Last week I wrote about treating my athletes as students, not clients. This creates an instant change in thinking about the coach/athlete relationship. I want to expand on that thinking this week by relating another nugget of wisdom I got from a podcast.
This time the podcast was an interview with Donald Miller on Entrepreneur on Fire. I really recommend that ALL coaches out there listen to this episode – it’s really brilliant. Miller talks about how we need to stop thinking of ourselves as the hero in our business story. The athlete is the hero and we are the leader or teacher of the hero. The example he gave was Obi-Wan and Han Solo. As a coach, we need to be Obi-Wan, not Han Solo.

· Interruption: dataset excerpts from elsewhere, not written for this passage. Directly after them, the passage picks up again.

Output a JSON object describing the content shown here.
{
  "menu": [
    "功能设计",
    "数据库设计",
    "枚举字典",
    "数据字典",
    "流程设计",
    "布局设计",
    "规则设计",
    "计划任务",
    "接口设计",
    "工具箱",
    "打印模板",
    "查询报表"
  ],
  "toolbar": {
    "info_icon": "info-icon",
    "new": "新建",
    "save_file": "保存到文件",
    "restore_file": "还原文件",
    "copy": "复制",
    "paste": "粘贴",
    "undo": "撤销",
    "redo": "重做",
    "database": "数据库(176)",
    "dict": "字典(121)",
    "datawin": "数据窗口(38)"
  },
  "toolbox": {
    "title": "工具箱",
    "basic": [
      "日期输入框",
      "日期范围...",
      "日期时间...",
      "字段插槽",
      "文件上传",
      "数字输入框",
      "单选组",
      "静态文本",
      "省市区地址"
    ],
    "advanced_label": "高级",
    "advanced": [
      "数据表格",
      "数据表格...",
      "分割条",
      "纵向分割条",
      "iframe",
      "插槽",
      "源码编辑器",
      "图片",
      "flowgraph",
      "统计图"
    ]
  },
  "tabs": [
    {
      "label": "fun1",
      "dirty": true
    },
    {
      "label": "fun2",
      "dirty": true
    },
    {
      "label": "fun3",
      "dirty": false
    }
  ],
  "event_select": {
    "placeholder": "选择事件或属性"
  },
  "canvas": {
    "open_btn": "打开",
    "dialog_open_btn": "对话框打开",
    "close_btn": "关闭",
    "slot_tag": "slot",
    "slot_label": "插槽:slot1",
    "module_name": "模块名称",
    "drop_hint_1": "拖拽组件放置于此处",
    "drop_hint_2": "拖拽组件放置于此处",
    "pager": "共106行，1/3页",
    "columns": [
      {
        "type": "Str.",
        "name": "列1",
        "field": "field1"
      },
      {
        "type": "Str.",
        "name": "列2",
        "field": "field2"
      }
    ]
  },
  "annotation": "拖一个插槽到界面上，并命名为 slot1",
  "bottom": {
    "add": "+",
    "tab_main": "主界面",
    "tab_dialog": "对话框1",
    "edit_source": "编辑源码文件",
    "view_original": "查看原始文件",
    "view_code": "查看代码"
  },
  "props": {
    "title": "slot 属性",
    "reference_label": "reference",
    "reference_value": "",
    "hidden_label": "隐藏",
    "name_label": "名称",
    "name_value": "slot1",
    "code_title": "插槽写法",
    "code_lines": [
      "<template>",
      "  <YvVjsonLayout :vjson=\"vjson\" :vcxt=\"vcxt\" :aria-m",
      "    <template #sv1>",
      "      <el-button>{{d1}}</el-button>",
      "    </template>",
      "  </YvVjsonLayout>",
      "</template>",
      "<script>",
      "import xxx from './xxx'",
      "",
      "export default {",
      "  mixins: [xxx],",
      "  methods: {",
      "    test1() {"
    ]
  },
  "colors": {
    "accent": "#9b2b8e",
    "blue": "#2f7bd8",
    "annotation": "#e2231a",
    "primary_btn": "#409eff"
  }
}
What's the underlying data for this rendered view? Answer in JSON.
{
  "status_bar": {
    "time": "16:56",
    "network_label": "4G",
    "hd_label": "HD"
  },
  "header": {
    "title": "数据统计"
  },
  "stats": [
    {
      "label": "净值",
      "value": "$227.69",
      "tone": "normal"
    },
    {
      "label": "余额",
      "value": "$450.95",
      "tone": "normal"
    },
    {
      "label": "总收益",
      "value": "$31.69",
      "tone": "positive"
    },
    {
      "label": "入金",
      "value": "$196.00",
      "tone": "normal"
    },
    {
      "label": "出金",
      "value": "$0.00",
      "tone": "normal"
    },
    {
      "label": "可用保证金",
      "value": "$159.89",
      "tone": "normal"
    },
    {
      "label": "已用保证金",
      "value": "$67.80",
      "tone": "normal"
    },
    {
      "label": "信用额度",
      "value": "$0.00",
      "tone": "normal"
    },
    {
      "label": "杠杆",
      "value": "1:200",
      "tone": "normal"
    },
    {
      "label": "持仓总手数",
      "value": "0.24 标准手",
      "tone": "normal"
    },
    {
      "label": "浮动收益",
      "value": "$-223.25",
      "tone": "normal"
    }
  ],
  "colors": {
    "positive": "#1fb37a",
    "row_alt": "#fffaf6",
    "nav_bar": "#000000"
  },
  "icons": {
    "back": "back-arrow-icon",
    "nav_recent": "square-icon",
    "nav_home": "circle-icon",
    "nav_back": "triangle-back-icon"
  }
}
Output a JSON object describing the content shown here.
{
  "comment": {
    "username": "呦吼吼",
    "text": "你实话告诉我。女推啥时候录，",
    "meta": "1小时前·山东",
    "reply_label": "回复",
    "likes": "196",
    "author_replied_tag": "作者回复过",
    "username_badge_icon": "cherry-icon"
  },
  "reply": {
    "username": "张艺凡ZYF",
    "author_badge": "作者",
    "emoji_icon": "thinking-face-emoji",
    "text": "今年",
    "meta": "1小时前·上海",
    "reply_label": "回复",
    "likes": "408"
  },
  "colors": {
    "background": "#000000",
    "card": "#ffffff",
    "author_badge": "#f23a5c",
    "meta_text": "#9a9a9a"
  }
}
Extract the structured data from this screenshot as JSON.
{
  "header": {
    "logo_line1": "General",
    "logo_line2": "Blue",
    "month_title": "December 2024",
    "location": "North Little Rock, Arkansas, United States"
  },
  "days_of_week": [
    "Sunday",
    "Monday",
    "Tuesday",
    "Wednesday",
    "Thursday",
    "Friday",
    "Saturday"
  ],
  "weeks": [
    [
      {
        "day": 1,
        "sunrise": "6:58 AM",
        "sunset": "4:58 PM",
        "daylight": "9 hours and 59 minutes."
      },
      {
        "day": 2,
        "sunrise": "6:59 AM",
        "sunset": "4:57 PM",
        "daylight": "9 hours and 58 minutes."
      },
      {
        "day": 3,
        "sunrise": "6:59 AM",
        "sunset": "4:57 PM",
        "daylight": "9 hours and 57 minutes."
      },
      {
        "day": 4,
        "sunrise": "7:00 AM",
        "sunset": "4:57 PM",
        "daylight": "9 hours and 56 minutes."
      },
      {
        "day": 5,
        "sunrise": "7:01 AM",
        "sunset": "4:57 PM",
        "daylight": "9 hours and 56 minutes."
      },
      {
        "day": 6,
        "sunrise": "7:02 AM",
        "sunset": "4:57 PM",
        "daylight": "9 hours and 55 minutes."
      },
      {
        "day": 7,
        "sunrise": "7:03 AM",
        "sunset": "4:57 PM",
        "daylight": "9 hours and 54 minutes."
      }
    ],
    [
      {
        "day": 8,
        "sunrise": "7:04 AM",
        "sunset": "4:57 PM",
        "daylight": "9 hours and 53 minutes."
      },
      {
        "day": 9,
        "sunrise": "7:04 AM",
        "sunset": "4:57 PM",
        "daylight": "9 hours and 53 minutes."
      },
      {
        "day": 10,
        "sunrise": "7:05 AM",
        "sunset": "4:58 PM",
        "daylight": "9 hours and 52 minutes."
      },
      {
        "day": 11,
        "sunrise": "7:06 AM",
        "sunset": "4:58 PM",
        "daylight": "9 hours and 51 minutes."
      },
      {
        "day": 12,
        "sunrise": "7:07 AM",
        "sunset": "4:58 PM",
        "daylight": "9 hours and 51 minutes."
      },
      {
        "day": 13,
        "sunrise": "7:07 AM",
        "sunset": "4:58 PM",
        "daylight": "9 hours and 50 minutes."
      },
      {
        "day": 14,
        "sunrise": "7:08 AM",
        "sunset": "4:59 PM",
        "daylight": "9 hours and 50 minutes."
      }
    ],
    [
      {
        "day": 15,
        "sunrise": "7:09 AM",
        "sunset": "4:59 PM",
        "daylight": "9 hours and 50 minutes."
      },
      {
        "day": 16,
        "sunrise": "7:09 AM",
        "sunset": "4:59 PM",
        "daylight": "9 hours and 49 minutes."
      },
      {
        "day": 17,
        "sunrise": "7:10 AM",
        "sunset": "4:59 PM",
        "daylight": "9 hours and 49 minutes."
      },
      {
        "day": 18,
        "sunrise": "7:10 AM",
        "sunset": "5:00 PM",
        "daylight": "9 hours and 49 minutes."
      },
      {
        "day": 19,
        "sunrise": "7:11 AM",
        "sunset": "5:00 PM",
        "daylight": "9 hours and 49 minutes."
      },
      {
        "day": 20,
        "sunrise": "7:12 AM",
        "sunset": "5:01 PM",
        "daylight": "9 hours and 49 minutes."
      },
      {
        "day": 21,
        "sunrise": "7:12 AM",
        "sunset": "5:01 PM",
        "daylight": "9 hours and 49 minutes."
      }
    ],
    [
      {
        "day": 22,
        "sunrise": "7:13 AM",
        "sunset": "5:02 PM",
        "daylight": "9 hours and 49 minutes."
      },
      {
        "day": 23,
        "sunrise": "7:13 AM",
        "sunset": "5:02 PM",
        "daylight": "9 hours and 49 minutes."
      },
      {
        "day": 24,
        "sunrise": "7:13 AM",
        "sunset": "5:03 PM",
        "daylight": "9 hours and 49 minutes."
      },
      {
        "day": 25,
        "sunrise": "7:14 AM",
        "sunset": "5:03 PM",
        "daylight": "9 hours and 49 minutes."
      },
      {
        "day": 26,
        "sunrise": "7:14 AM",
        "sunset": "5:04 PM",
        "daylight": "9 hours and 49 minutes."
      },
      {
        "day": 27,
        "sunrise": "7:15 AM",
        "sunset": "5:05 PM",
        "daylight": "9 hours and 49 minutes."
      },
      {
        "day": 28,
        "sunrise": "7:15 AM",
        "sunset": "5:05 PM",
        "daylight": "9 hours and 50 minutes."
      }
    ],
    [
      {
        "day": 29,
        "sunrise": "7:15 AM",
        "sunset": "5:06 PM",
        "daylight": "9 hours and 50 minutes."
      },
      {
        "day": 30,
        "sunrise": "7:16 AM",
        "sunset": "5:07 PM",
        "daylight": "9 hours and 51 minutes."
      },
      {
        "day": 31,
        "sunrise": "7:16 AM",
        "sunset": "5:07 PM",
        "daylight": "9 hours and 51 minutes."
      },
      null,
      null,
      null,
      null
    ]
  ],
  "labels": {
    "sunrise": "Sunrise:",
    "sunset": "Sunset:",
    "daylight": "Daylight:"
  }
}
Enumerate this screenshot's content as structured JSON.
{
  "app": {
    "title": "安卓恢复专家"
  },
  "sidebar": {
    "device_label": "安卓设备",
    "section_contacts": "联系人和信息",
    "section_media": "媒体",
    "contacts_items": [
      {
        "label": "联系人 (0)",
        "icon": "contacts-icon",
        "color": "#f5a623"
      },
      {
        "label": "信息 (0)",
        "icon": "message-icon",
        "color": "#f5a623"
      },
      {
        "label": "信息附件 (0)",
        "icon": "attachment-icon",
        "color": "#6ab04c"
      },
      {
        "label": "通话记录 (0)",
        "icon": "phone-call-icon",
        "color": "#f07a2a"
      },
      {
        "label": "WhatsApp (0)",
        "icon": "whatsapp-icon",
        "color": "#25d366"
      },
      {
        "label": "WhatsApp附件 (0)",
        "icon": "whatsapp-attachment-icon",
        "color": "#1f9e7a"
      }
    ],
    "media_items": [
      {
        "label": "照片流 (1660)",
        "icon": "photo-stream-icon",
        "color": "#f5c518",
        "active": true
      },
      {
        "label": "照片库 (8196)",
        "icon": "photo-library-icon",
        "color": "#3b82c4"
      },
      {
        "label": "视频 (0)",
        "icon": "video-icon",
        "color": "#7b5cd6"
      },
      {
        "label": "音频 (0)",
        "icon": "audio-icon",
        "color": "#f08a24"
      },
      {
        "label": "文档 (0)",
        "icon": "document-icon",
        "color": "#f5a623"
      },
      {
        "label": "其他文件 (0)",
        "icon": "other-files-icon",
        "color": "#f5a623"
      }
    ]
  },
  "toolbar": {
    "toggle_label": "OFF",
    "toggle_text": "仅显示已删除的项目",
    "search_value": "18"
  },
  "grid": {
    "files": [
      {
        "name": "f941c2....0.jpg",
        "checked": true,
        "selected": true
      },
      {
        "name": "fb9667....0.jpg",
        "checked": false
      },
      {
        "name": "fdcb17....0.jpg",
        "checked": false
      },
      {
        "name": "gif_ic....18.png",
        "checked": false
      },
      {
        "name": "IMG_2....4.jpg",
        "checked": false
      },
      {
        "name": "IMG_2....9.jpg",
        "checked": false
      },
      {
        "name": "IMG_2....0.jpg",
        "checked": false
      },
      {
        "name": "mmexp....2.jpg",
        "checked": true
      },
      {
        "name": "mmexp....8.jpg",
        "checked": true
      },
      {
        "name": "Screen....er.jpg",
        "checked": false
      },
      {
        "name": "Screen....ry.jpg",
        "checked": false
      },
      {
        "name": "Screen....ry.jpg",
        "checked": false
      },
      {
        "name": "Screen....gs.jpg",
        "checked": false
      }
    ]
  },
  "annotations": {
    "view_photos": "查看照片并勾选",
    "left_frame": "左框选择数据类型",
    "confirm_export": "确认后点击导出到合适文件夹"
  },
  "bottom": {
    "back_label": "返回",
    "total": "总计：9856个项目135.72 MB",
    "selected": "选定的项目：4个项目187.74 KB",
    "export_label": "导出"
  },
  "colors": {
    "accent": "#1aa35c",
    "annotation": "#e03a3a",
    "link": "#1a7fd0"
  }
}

If you business marketing material makes your coaching (or YOU) seem like the hero, you won’t resonate with potential clients unless you want to create a cult of personality.
This mind-set also helps remind us as coaches that we shouldn’t be friends with our athletes. Friendly is not the same as friends. If someone is hiring me as a coach and I am going to be educating and leading that person, I need to be one step ahead and set a good example. Do you think Han Solo saw Obi Wan as someone to call when he wanted to go watch the game at a sports bar (or cantina, haha). NO! He called Luke Skywalker! I’ve seen coaches make this mistake many times. If you just want to be the programming coach I talked about last week, maybe that will work. But if you want to be a guiding force for improvement in your athletes’ lives, you can’t also be just like them. You don’t have to be perfect, you don’t have to be fake. Authenticity is still crucial, but think carefully about what messages you and your business are conveying.